Neospora caninum was the only pathogen we investigated that showed a strong latitudinal gradient in risk of pathogen exposure (Fig. 4) and mean seroprevalence (Fig. 3). We postulate that this corresponds to the proportion of white-tailed deer (Odocoileus virginianus) in the local wolf diets. The N. caninum cervid-canid lifecycle is well established84, and white-tailed deer are considered to be the N. caninum reservoir27,85. N. caninum has been detected at low levels in North American caribou (Rangifer tarandus), elk (Cervus canadensis), bison (Bison bison), mule deer (Odocoileus hemionus), and moose (Alces alces)27,86,87,88,89, but robust and widespread sampling is generally lacking. Based on our findings, it appears that the probability of N. caninum exposure varies with white-tailed deer consumption: higher in the Great Lakes region (mean seroprevalence 47%) where wolves primarily consume white-tailed deer and moose, moderate in the central Rocky Mountains (mean seroprevalence 39%) where wolves opportunistically consume deer, and uncommon in Alaska, the Northwest Territories, and Nunavut (mean seroprevalence 12%) where white-tailed deer do not occur49,90,91,92,93,94,95,96,97. This supports the notion that white-tailed deer are the natural hosts for N. caninum, although livestock consumption may also play a role, and both should also be evaluated such as adding diet data or deer/livestock density into future models.
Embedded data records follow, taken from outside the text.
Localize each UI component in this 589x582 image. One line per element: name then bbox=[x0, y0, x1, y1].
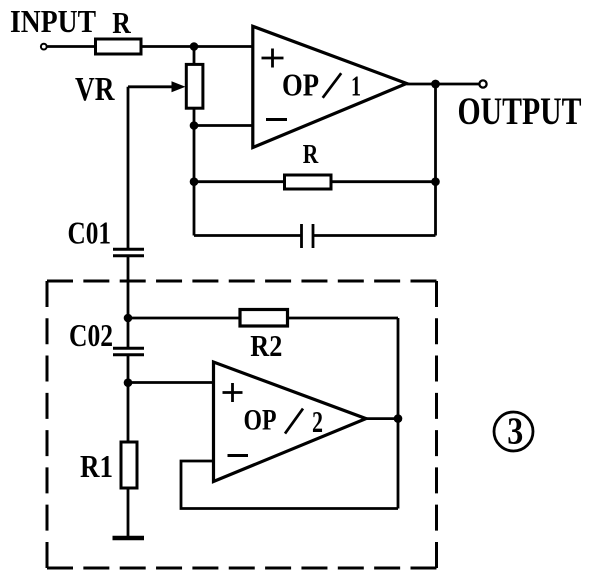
U2 - sign bbox=[228, 454, 249, 457]
capacitor C01 bottom plate bbox=[113, 254, 144, 257]
svg-text:C01: C01 bbox=[68, 215, 112, 251]
svg-text:OP: OP bbox=[282, 66, 319, 102]
potentiometer VR body bbox=[186, 64, 203, 108]
dashed box bottom edge bbox=[47, 567, 437, 570]
op-amp U2 bbox=[214, 362, 367, 482]
junction node H bbox=[394, 414, 403, 423]
wire bottom feedback left segment bbox=[194, 234, 302, 237]
junction node C bbox=[190, 177, 199, 186]
VR wiper arrowhead bbox=[172, 81, 186, 92]
wire node C to feedback resistor R bbox=[194, 180, 285, 183]
wire C01 to node F bbox=[127, 256, 130, 348]
junction node F bbox=[124, 314, 133, 323]
svg-text:R: R bbox=[303, 138, 319, 169]
capacitor C01 top plate bbox=[113, 248, 144, 251]
svg-text:INPUT: INPUT bbox=[10, 4, 96, 39]
wire U1 output bbox=[407, 83, 479, 86]
svg-text:VR: VR bbox=[75, 71, 115, 108]
dashed box left edge bbox=[46, 281, 49, 568]
capacitor C02 top plate bbox=[113, 347, 144, 350]
wire feedback resistor to node D bbox=[331, 180, 436, 183]
U2 + sign bbox=[223, 383, 243, 402]
wire node G to U2 + input bbox=[128, 381, 214, 384]
VR wiper wire bbox=[128, 85, 174, 88]
wire resistor R to op-amp U1 + input bbox=[141, 45, 253, 48]
wire U2 feedback loop bbox=[181, 461, 398, 509]
svg-text:R1: R1 bbox=[80, 448, 113, 484]
capacitor (feedback) right plate bbox=[312, 224, 315, 248]
wire VR bottom down to capacitor corner bbox=[193, 108, 196, 235]
capacitor (feedback) left plate bbox=[300, 224, 303, 248]
resistor R (input) bbox=[96, 39, 142, 54]
wire wiper node down to C01 bbox=[127, 87, 130, 250]
wire node B to U1 inverting input bbox=[194, 124, 253, 127]
wire node F to R2 bbox=[128, 317, 240, 320]
circled 3 symbol bbox=[494, 412, 533, 451]
ground bbox=[113, 536, 145, 541]
wire U2 output bbox=[366, 417, 398, 420]
dashed box top edge bbox=[47, 280, 437, 283]
resistor R2 bbox=[240, 310, 288, 327]
output terminal bbox=[479, 80, 486, 87]
op-amp U1 bbox=[253, 26, 407, 147]
svg-text:C02: C02 bbox=[69, 317, 113, 353]
junction node E bbox=[431, 80, 440, 89]
wire R1 to ground bbox=[127, 488, 130, 537]
wire input terminal to resistor R bbox=[47, 45, 96, 48]
wire right rail up to output node bbox=[434, 84, 437, 236]
svg-text:R: R bbox=[112, 5, 131, 40]
capacitor C02 bottom plate bbox=[113, 353, 144, 356]
svg-text:OUTPUT: OUTPUT bbox=[458, 90, 582, 133]
svg-text:OP: OP bbox=[244, 404, 277, 437]
wire R2 to right rail bbox=[288, 317, 399, 320]
U1 + sign bbox=[262, 49, 284, 68]
junction node G bbox=[124, 378, 133, 387]
wire bottom feedback right segment bbox=[313, 234, 436, 237]
svg-text:3: 3 bbox=[507, 411, 523, 453]
dashed box right edge bbox=[435, 281, 438, 568]
input terminal bbox=[41, 44, 47, 50]
svg-text:R2: R2 bbox=[250, 328, 282, 363]
junction node B bbox=[190, 121, 199, 130]
wire C02 to R1 bbox=[127, 355, 130, 442]
wire node A down to VR bbox=[193, 47, 196, 65]
svg-text:2: 2 bbox=[312, 404, 323, 439]
junction node D bbox=[431, 177, 440, 186]
U1 - sign bbox=[266, 118, 287, 121]
junction node A bbox=[190, 42, 199, 51]
wire right rail of dashed box bbox=[397, 318, 400, 509]
resistor R (feedback) bbox=[285, 175, 332, 189]
svg-text:1: 1 bbox=[351, 71, 361, 102]
resistor R1 bbox=[121, 442, 137, 488]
The complete models provided modest improvements to the geographic models in terms of model fit and predictive power, indicating that mechanistic variables described a greater proportion of the observed variation in pathogen exposure than geography alone. More importantly, this provides a stronger interpretation of the drivers of pathogen exposure. However, serological data and corresponding host metadata are logistically challenging to collect and compile, thus our results also suggest that, for some host–pathogen systems, information from adjacent wolf populations may provide decent insight into pathogen dynamics.

Conclusion

Elucidating the biogeographic patterns of pathogen exposure in a single host species across its distribution provides us with a deeper understanding of the mechanisms driving exposure, how these drivers predictably vary through space and time, and potential effects on host population dynamics or individual vital rates. We identified human density as a major driver of pathogen exposure at a continental scale. Anthropogenic environments create opportunities for aggregations of reservoir hosts and pathogen persistence, which in turn can affect wildlife—even wildlife that purposefully avoid human activity centers, like gray wolves63,98. Large-scale pathogen patterns have not been previously identified for the gray wolf, and here we show that regional rather than latitudinal patterns of seroprevalence were supported, with antibodies to viral pathogens more commonly identified among wolves in the Rocky Mountains whereas antibodies to parasites were more commonly identified among wolves in the Great Lakes region. This work builds upon previous studies and will hopefully serve as a catalyst for additional investigations into carnivore disease ecology, multi-host transmission dynamics, and biogeographic wildlife surveillance.